Suppose $Y=Z(f_1,\cdots ,f_r)\subseteq \mathbb{A}^n_k$ where each $f_i$'s are linear homogeneous polynomials which are $k$-linear independent. Then $Y$ is also a vector space over $k$. My question: Is the vector space dimension of $Y$ is same as the dimension of $Y$ as an affine variety? If yes how?
Thank you.
Yes.
Note that $Y$ is given as $Ax=0$, where $A$ is a $n \times r$-matrix containing the coefficients of the $f_i$.
Thus $Y= \ker A$.
This should now be clear, maybe depending upon your definition of "dimension".
EDIT Now that we have a definition of dimension to work with: we can at least immediately bound the dimension: any linear subspace has a filtration $0 \subset V_1 \subset V_2 \subset \ldots \subset Y$. Here $0$ is a point, $V_1$ is a line, $V_2$ is a plane and so on.
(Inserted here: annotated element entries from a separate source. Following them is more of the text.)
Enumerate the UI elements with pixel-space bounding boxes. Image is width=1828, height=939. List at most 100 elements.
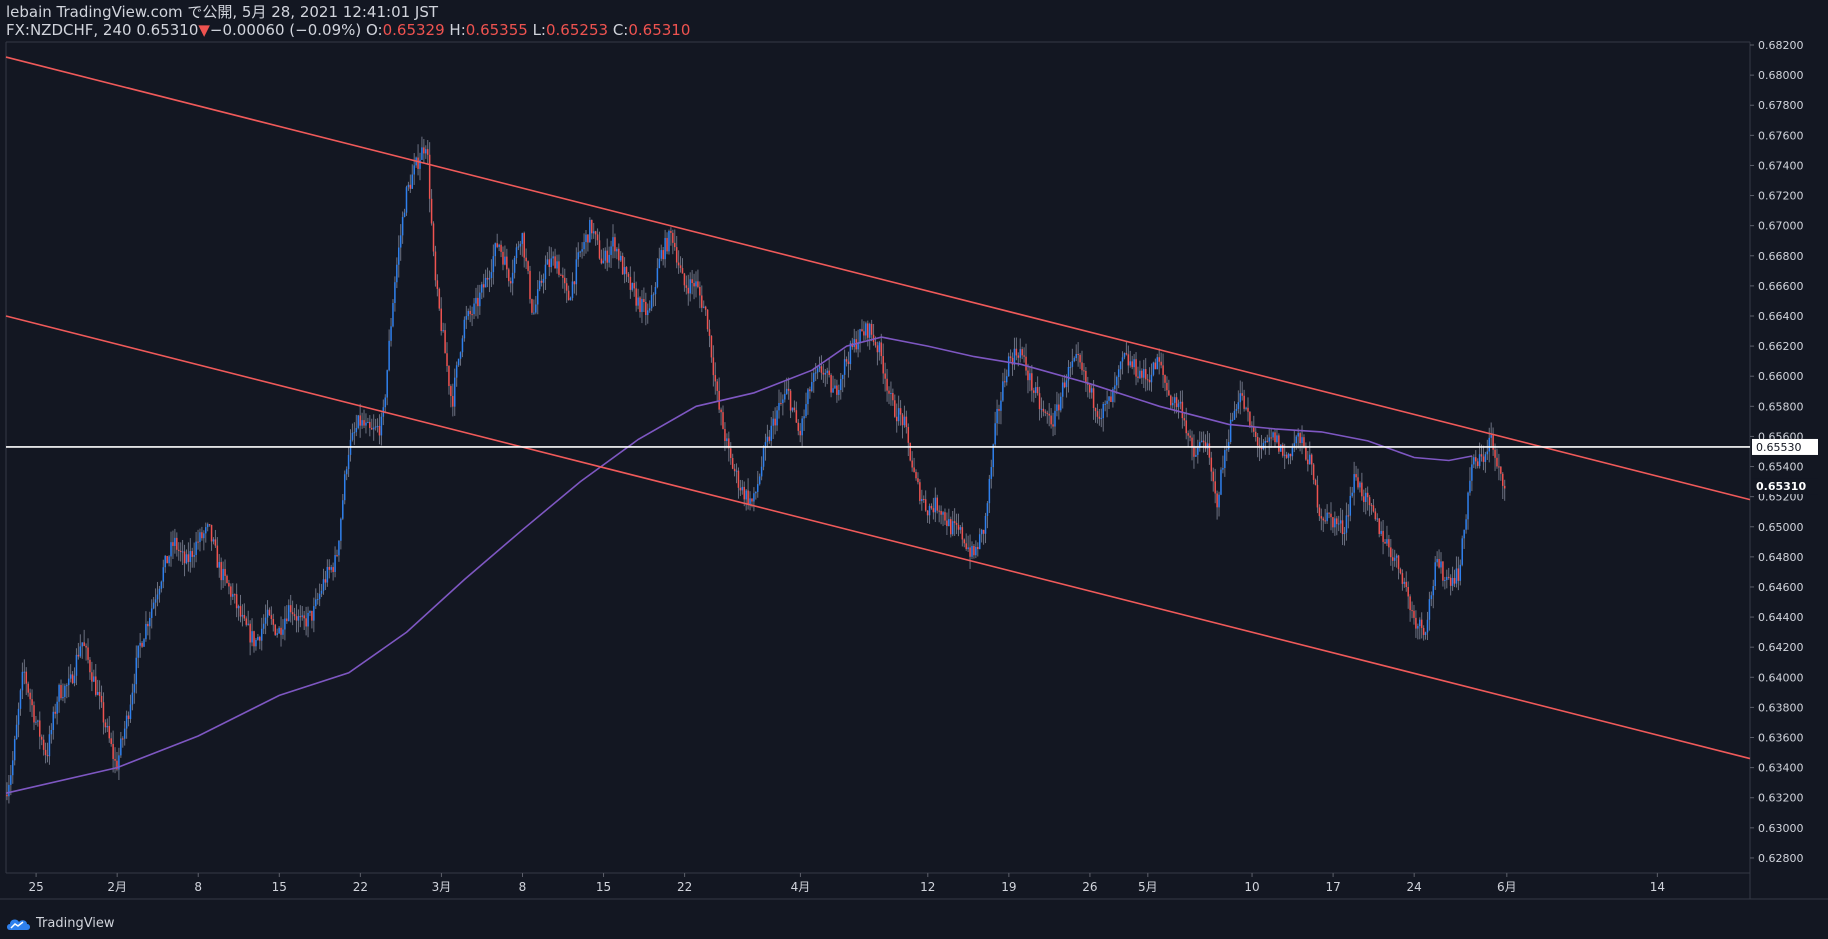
- price-tick-label: 0.66200: [1758, 340, 1804, 353]
- time-tick-label: 2月: [107, 880, 127, 894]
- candle-body: [558, 261, 560, 275]
- candle-body: [683, 273, 686, 286]
- candle-body: [623, 267, 626, 275]
- candle-body: [548, 259, 551, 268]
- time-tick-label: 3月: [432, 880, 452, 894]
- candle-body: [1239, 393, 1242, 403]
- candle-body: [1490, 435, 1492, 438]
- change-down-icon: ▼: [198, 21, 210, 39]
- candle-body: [1009, 356, 1012, 358]
- candle-body: [946, 520, 948, 527]
- candle-body: [766, 436, 769, 443]
- price-change: −0.00060 (−0.09%): [209, 21, 362, 39]
- candle-body: [1218, 494, 1220, 508]
- candle-body: [1175, 397, 1178, 408]
- price-tick-label: 0.66400: [1758, 310, 1804, 323]
- candle-body: [573, 281, 576, 285]
- candle-body: [913, 467, 915, 472]
- candle-body: [797, 422, 800, 431]
- candle-body: [1131, 361, 1133, 368]
- candle-body: [463, 319, 466, 339]
- candle-body: [994, 423, 996, 445]
- candle-body: [262, 623, 265, 629]
- candle-body: [278, 627, 280, 634]
- candle-body: [471, 314, 473, 316]
- candle-body: [1046, 412, 1049, 414]
- price-tick-label: 0.64000: [1758, 671, 1804, 684]
- tradingview-logo[interactable]: TradingView: [6, 916, 115, 931]
- candle-body: [1391, 557, 1394, 561]
- candle-body: [1312, 464, 1315, 480]
- candle-body: [836, 385, 838, 395]
- candle-body: [618, 248, 620, 261]
- candle-body: [977, 546, 979, 550]
- candle-body: [288, 605, 290, 622]
- candle-body: [1343, 532, 1346, 535]
- candle-body: [318, 593, 321, 600]
- candle-body: [990, 467, 993, 479]
- candle-body: [1417, 626, 1419, 629]
- candle-body: [776, 410, 778, 426]
- candle-body: [1042, 408, 1045, 412]
- candle-body: [214, 539, 217, 546]
- candle-body: [1260, 447, 1263, 450]
- candle-body: [834, 385, 836, 389]
- candle-body: [1150, 374, 1153, 383]
- candle-body: [1141, 370, 1143, 378]
- candle-body: [1000, 400, 1002, 411]
- candle-body: [685, 285, 688, 288]
- candle-body: [702, 306, 705, 308]
- candle-body: [930, 505, 933, 509]
- candle-body: [386, 370, 388, 398]
- candle-body: [550, 258, 552, 268]
- candle-body: [1295, 436, 1297, 444]
- price-tick-label: 0.63200: [1758, 792, 1804, 805]
- candle-body: [255, 639, 257, 647]
- candle-body: [710, 335, 713, 358]
- candle-body: [399, 235, 402, 248]
- candle-body: [592, 231, 595, 234]
- candle-body: [814, 372, 817, 374]
- candle-body: [120, 738, 122, 756]
- candle-body: [417, 157, 419, 169]
- candle-body: [1395, 555, 1398, 558]
- candle-body: [1098, 416, 1101, 419]
- candle-body: [594, 231, 597, 235]
- candle-body: [432, 223, 435, 252]
- candle-body: [1063, 382, 1066, 388]
- candle-body: [1085, 370, 1087, 384]
- candle-body: [986, 503, 989, 517]
- candle-body: [1100, 418, 1103, 420]
- candle-body: [1357, 477, 1359, 488]
- candle-body: [334, 555, 336, 572]
- candle-body: [378, 425, 381, 436]
- candle-body: [1451, 577, 1454, 586]
- candle-body: [228, 582, 230, 587]
- candle-body: [195, 541, 197, 555]
- candle-body: [37, 720, 39, 722]
- candle-body: [1314, 479, 1317, 485]
- candle-body: [110, 738, 112, 744]
- candle-body: [1446, 576, 1448, 581]
- candle-body: [52, 711, 55, 730]
- candle-body: [17, 708, 20, 725]
- candle-body: [839, 379, 842, 391]
- candle-body: [540, 280, 543, 283]
- candle-body: [25, 671, 28, 684]
- candle-body: [15, 724, 18, 740]
- time-tick-label: 10: [1244, 880, 1259, 894]
- candle-body: [253, 631, 255, 647]
- price-tick-label: 0.68200: [1758, 39, 1804, 52]
- candle-body: [1281, 444, 1284, 456]
- candle-body: [784, 393, 786, 400]
- candle-body: [1407, 586, 1409, 597]
- candle-body: [411, 174, 414, 189]
- candle-body: [216, 545, 219, 568]
- candle-body: [264, 617, 267, 624]
- candle-body: [589, 219, 591, 243]
- candle-body: [919, 482, 921, 501]
- candle-body: [828, 370, 830, 375]
- candle-body: [403, 212, 406, 217]
- candle-body: [1065, 380, 1068, 388]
Then the Zariski dimension must be greater than or equal to $\dim \ker A$.
Too see that we must equality, suppose that we could fit an irreducible algebraic subset inbetween $V_k$ and $V_{k+1}$. Without loss of generality, we could assume that $V_k$ is defined by $x_0=x_1=\ldots=x_{n-k}=0$, and $V_{k+1}$ is defined similarly (with one condition less).
If $V$ is an irreducible algebraic subset such that $V_k \subset V \subset V_{k+1}$, then $V$ must be defind by some ideal $I_V$ such that $I_{V_{k+1}} \subset I_V \subset I_{V_k}$. But this means that $I_V$ is stricly contained in and non-zero in $I_{V_k}/I_{V_{k+1}} = (\overline{x_{n_k}}) \simeq k$. But this is impossible, since the latter is a 1-dimensional vector space.